Editorial: El Redescubrimiento de la Tiroides
Álvaro Sanabria
En los números recientes de la Revista Colombiana de Cirugía han aparecido varios artículos relacionados con enfermedades de la tiroides, lo que muestra un renovado interés en estas condiciones.
La cirugía de la tiroides es la cirugía cervical practicada más frecuentemente por cirujanos generales. Aunque la tiroidectomía es una cirugía muy antigua, fue Kocher hace más de 100 años, con su descripción de tiroidectomías sin muertes por sangrado o parálisis bilateral de cuerdas vocales, el que abrió las puertas de una cirugía segura y efectiva. Se estima que en los Estados Unidos se practican cerca de 35.000 tiroidectomías al año, la mayoría de ellas por cirujanos generales que hacen menos de 10 tiroidectomías por año. Colombia no es la excepción a la regla. Sin embargo, si el país es endémico para el bocio y existe una mayor incidencia de carcinoma tiroideo, cabe preguntarse por qué la enfermedad tiroidea ha dejado de ser del campo específico de los cirujanos generales.

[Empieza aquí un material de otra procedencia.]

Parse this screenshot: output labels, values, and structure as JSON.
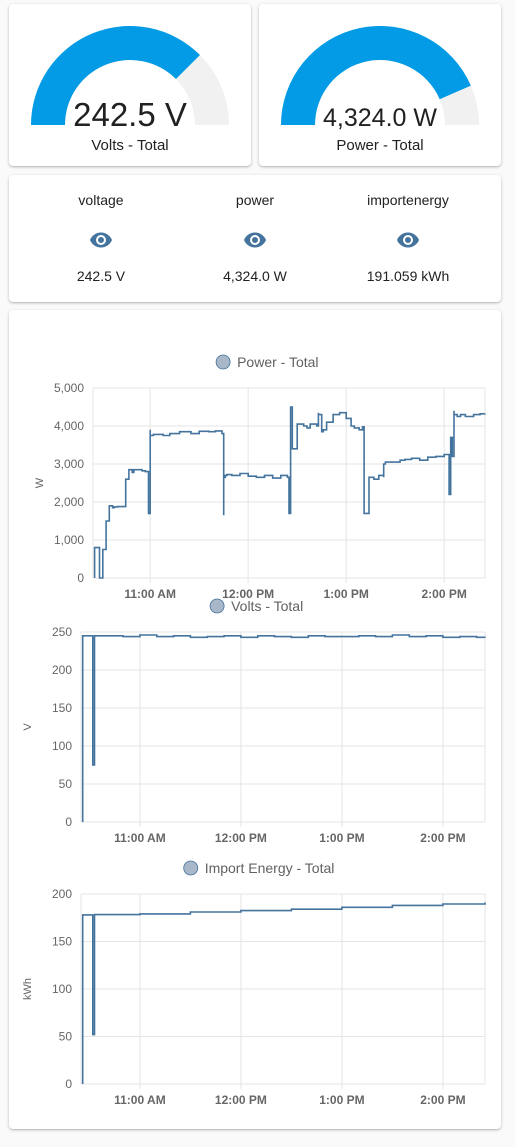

Asumo que existe todo un espectro de razones que me permito abordar desde los extremos. La primera se refiere a la creciente especialización quirúrgica, con aparición de cirujanos que desarrollan habilidades y conocimientos específicos en cierto campo, lo que empieza a concentrar las enfermedades y termina disminuyendo el número de procedimientos disponibles para los cirujanos generales. Para el caso de la tiroidectomía, tradicionalmente los cirujanos de cabeza y cuello han sido los especialistas que han atendido estos procedimientos. Recientemente, los cirujanos endocrinos han empezado a ocupar este espacio, al igual que algunos otorrinolaringólogos. La explicación más extrema podría indicar que estos cirujanos “especialistas” han lanzado una campaña para arrancar de las manos de los cirujanos generales la preciada joya de la tiroides. Aunque seguramente existen antecedentes de colegas haciendo campaña para convencer al público (llámense pacientes o aseguradores) de que el único profesional idóneo para practicar una tiroidectomía es éste o aquél, esta hipótesis parece irrisible ante el número mínimo de especialistas en cirugía de cabeza y cuello. A la fecha, existen menos de una veintena de estos en el país y, con los números crecientes de enfermedad tiroidea de manejo quirúrgico, es fácil entender que no haya manos suficientes para atender esta carga.
La segunda se encuentra al otro lado del espectro y propone que han sido los cirujanos generales los que poco a poco han dejado de considerar la enfermedad tiroidea como una parte esencial de su quehacer, en razón a que su interés se ha dirigido a áreas mucho más cercanas a las necesidades de la práctica cotidiana, como la cirugía laparoscópica o la endoscopia. De seguro, también hay cirujanos que no poseen el mínimo interés por la enfermedad tiroidea y que, por lo tanto, consideran la intervención de estos pacientes como un esfuerzo innecesario y hasta como un sacrificio, pero no creo que estos sean la mayoría.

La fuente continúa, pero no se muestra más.